Ummm...hmmm...not sure I agree with you here. My common sense is telling me different.

How do you describe that which is intuitive or innate. Those things that we seem hard wired to do? Can this be called common sense?

I do understand your point in that the same "common sense" doesn't exist for everybody. Although, with that which is inherant, could a singular set of rules called "common sense" exist? Careful not to answer to fast.

Posted by: obigabu at May 4, 2005 05:05 PM

I think we may have innate ideas, but we may also choose to interpret them differently. The Shiavo case was a perfect example. What is most striking about those visceral 'common sense' ideas is how adamant one group can be that their point of view IS that innate common sense you mentioned. Plenty of people talk about innate common sense. I'd go as far as saying 'common sense' to most people means, 'we can all agree'. Obviously, that is used in areas where we do not all agree. You can only come up with very generalized examples that we'd all call common sense, but we'd all disagree how that would be interpreted.

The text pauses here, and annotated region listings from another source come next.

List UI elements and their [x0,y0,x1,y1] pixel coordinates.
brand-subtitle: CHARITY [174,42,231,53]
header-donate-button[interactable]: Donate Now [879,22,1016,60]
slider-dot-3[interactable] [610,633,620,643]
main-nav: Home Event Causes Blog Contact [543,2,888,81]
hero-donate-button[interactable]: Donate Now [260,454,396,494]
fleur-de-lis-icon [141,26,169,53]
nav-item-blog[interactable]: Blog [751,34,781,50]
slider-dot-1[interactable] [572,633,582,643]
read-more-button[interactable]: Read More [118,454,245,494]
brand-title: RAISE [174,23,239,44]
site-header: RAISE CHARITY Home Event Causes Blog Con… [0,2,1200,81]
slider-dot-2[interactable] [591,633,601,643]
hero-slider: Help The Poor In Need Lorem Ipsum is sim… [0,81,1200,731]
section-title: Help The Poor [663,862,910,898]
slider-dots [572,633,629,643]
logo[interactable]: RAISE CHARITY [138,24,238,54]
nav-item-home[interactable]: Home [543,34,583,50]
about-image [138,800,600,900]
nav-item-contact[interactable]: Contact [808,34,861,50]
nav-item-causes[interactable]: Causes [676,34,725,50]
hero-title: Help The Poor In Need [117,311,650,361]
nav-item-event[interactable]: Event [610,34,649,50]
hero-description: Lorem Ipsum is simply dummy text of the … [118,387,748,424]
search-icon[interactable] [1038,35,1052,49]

Posted by: Wonko at May 4, 2005 06:17 PM

I think you make an excellent point. I would also like to point out for the benefit of others reading this thread that you were very clear about the inappropriateness of 'common sense' as a point of argument. I think it's significant that you make this distinction. I know that nothing bothers me more than someone who doesn't know why they've taken a certain position.To say that something is "common sense" is a cop-out, not a reason. This is true even if you accept the existence of such a thing as common sense. There must still be a reason why the common sense approach is a good idea besides "it just is."